Até que conseguimos entrar na casa de alguém que nos abriu a porta, o cara ficou lá embaixo de tocaia. Tivemos que ligar pra minha mãe (lembrando que naquele tempo não havia celular), mas ela não podia ir sozinha nos pegar, seria esfaqueada. Daí ela chamou um vizinho, acho, sei que a polícia não foi, mas várias pessoas foram nos resgatar na tal casa e nunca mais esqueci um dos maiores medos que passei na vida - esse foi o maior de todos. The End.

abraço grande,
vera, a que aprendeu quase tudo a duras penas :))

Anônimo disse...

hoje que vi.

ótima história, "O baleiro assassino". que mentecapto. partir de peixeira pra cima de duas mulheres por causa de um comentário? era um psicopata total. talvez eu tenha comprado balas com ele um dia. se eu soubesse dessa história, não teria comprado. :)

ontem fui ver "Tese sobre um homicídio", com o Darin, lá no Museu da República. é interessante, mas confesso que dei umas cochiladas, o que não quer dizer nada, mas cochilei. pelo menos não é 3D, não tem ação nem barulho de porta batendo.

quando for ver o filme da Sofia, pode deixar que me pronunciarei. mas preciso dormir um pouco antes porque já tá ficando chato esse negócio de dormir no cinema.

abs

Osvjor

vera maria disse...

Mas eu fui bem zemané também, osvjor, quem mandou folgar com um cara que vc nem sabe quem é? Aprendi cedo a tomar cuidado com o 'povo das balas' :))

Vi também o Darín aqui no Museu, gostei muito do filme, achei bom no geral e o final excelente - aquilo é o enigma do enigma dos filmes policiais, né não? Tá frito o professor-inspetor do Darín, e ele é sempre tão bom de ver como ator - lindo e ótimo profissional.

Um abraço grande,
vera

ps. tenho a impressão de que vc vai tirar uns cochilos no filme da sofia, talvez.

eidia dias disse...

Tava procurando o que o Marcelo Rubens Paiva falou sobre o filme mas não achei. Me lembro q ele gosta da Sofia mas este era o pior filme dela e acho que salvava a garota de não sei qual filme que agora virou uma mulher gostosa...posso falar sobre cinema???...rssss....
Adorei as flores do novo visual
bjos bjos

vera maria disse...

Eu gosto da Sofia também, querida, ela faz filmes ótimos, mas esse, sobretudo pelo assunto e personagens, não me interessou muito, falar sobre o vazio dos jovens ricos dá um pouco de cansaço, né não?
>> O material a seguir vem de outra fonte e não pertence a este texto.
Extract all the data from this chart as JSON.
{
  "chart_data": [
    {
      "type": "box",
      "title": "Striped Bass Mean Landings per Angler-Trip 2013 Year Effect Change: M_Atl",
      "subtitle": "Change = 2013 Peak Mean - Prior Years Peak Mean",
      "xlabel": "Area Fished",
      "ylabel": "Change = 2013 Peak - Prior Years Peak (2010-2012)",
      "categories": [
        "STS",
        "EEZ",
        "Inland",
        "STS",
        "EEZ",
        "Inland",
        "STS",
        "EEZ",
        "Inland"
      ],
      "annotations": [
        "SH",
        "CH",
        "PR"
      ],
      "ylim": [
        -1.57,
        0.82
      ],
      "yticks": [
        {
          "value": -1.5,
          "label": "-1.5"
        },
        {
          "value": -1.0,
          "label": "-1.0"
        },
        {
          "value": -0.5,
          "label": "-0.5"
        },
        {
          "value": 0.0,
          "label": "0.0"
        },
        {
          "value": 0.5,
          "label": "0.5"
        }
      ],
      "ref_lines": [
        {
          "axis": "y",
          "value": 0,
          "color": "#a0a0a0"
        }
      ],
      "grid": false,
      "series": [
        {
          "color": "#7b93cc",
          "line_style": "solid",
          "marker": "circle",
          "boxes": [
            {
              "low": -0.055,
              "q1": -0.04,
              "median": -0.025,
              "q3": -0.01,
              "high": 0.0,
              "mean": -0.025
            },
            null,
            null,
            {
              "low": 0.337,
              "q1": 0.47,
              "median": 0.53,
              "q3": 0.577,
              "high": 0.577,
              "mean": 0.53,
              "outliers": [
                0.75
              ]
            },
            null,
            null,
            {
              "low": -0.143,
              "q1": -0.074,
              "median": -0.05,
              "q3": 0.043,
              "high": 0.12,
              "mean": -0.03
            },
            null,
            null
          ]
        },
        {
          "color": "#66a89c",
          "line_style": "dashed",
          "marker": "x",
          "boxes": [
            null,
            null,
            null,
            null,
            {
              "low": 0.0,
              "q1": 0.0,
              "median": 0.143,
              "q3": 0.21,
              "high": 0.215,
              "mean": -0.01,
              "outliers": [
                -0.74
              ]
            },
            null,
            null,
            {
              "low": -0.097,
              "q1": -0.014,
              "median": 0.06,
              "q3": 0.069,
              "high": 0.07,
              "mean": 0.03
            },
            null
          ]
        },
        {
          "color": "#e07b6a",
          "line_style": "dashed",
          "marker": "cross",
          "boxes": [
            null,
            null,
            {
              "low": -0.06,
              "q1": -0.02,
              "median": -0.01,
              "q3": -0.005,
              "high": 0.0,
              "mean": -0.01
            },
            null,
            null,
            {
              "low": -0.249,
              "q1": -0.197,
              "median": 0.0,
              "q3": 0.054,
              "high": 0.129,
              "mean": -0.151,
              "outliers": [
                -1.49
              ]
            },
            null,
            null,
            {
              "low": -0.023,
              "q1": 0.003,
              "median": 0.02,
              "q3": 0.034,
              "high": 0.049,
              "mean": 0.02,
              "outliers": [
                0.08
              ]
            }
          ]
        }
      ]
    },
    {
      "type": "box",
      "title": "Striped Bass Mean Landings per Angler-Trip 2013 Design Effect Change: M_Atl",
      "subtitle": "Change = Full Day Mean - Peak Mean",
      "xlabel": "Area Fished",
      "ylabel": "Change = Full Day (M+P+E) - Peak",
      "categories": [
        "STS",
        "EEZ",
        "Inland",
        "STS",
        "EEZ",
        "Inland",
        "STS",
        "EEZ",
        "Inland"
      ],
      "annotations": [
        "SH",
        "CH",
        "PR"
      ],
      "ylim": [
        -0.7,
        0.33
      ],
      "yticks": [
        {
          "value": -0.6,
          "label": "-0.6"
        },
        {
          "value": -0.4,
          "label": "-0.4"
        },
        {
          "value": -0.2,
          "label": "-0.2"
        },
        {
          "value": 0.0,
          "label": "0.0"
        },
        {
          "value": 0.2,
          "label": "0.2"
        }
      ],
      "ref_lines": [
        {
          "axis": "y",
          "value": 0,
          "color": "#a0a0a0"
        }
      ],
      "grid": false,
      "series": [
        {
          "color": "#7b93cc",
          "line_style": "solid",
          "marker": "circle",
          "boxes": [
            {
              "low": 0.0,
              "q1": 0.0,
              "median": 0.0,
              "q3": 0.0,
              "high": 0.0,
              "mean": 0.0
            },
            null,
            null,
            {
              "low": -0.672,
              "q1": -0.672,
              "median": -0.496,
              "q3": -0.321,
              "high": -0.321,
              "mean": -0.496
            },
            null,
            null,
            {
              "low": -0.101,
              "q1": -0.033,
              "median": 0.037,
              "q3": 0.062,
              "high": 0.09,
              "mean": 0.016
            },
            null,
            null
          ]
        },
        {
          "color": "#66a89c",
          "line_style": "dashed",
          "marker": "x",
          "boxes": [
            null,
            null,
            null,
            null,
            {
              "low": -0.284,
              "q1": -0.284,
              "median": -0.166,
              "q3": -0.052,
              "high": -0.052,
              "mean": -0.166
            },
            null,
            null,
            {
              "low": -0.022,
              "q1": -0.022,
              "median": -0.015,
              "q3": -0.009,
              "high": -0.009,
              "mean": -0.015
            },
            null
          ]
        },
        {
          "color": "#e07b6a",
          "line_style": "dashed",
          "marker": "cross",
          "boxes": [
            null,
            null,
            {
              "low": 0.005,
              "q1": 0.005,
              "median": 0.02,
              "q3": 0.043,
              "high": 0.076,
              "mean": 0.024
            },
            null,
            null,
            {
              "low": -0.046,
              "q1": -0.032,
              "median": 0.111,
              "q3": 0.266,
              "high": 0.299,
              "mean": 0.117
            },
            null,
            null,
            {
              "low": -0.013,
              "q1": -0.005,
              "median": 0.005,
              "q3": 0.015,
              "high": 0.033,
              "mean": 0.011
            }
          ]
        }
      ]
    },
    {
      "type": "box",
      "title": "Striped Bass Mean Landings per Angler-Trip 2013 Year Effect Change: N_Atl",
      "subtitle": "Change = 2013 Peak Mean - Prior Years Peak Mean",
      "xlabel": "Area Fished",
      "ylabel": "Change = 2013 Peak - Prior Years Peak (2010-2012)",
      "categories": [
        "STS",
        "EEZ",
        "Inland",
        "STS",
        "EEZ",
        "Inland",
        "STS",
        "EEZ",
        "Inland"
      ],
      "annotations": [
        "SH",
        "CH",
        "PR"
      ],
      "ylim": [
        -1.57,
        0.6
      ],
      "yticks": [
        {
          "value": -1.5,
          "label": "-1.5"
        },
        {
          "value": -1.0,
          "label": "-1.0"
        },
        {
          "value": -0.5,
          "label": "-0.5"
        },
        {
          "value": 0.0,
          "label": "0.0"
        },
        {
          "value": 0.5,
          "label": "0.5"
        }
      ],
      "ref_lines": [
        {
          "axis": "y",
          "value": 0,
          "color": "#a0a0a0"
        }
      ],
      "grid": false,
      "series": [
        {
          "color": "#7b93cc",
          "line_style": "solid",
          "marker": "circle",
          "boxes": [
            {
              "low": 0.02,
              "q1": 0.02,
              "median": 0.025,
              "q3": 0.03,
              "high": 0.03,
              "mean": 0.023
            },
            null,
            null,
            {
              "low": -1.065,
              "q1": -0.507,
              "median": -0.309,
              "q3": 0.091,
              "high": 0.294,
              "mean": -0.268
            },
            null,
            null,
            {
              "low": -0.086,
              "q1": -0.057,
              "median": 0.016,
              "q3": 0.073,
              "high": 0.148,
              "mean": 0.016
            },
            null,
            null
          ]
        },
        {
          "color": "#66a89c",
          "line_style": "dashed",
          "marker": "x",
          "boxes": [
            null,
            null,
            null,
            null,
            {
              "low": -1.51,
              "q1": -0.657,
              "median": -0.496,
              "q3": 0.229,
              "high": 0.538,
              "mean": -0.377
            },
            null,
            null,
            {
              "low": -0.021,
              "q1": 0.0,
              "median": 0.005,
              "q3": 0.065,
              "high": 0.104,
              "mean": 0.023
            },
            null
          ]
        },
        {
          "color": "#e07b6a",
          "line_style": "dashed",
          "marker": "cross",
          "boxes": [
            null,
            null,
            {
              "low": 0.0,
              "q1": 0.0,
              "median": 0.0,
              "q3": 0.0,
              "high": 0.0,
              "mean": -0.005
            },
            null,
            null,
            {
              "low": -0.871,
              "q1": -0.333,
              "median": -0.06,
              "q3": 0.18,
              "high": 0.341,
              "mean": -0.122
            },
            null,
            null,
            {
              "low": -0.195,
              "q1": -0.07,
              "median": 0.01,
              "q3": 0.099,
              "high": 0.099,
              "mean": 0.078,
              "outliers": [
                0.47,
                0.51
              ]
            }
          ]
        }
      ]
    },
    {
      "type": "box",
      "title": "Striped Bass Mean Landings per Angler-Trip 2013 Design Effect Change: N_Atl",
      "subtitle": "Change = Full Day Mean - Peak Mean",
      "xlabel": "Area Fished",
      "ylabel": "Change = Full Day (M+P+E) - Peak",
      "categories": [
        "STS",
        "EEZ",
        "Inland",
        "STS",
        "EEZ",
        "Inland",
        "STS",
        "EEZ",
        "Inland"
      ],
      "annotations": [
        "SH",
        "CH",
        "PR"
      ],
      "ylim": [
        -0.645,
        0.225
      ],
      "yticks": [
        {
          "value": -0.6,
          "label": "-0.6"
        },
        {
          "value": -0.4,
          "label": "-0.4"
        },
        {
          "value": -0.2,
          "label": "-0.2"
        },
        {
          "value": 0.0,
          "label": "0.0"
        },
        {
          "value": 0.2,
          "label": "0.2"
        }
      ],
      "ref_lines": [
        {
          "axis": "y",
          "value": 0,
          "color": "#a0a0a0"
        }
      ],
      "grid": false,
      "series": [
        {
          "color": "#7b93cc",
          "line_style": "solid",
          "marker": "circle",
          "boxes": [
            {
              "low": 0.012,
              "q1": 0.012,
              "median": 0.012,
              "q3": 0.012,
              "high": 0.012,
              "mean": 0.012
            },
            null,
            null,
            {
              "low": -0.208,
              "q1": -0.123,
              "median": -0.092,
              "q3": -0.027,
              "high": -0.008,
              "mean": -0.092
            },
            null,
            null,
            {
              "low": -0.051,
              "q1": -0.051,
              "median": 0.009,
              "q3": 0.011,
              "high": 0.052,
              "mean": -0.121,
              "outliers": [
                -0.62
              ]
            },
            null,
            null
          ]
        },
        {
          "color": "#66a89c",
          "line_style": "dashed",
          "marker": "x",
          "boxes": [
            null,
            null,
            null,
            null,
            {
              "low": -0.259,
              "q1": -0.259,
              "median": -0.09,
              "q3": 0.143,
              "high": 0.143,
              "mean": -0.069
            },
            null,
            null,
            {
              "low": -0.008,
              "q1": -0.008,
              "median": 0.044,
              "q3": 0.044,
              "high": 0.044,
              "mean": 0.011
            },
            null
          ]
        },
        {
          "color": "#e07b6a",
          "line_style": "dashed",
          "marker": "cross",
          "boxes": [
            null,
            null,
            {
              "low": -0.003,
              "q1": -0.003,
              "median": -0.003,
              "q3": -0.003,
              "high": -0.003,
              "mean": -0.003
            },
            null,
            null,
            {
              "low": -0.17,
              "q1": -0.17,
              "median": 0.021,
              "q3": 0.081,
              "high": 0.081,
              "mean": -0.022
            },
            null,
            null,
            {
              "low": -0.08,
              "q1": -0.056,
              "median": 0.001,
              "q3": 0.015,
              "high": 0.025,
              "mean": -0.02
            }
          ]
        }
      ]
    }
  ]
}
Não li o comentário do Marcelo, mas a atriz a que ele se refere deve ser a Emma Watson, a Hermione de Harry Potter, que está uma mulherona e muito bem no filme.

Esse emaranhado de cores intensas é mesmo a sua cara ::))

beijos
vera

Anônimo disse...

olá, só pra dizer que assisti a "Flores raras" e gostei muito. enfim um filme que valeu a pena ver, em muitos meses.


Osvjor

vera maria disse...

Que legal você ter gostado, nem um cochilinho pelo visto. Hoje li umas reclamações do herdeiro de Burle Marx, que não viu o artista retratado no filme. O Bruno Barreto diz que realmente teve de suprimir cenas importantes, uma pena. Acho que se o filme micasse talvez não houvesse qualquer reclamação, mas é assim mesmo.
abraço, merci por dar um alô,
vera

Anônimo disse...

bom, mas o filme não é sobre o Aterro. é sobre o triângulo amoroso e mais ainda sobre o romance da Bishop com a Lotta. acho descabida a reclamação.

Fiquei encantado com o personagem da Bishop. assim que me desincumbir de umas tarefas que estou cumprindo, vou procurar uma biografia dela e procurar saber mais sobre a obra dela, que pelo que vi é pequena.

Osvjor





Anônimo disse...

ah, e não tirei nem um cochilo mesmo, apesar de no dia ter dormido pouco também. o filme é lindo.

e graças a deus não tem 3D, nem efeitos especiais, nem barulho de porta batendo. milagre, aleluia.

Osvjor

vera maria disse...

ehehe, não tem nada disso mesmo, seus traumas. O filme é mesmo lindo, eu gosto mais da personagem Lota e do trabalho da Gloria, acho que é porque não acreditava muito numa atriz de novelas da globo (preconceito, claro) e pra mim foi uma ótima revelação. Além de que a personagem dela me pareceu mais interessante, a outra é mais instável, talvez por ser poeta, artista, que sei eu.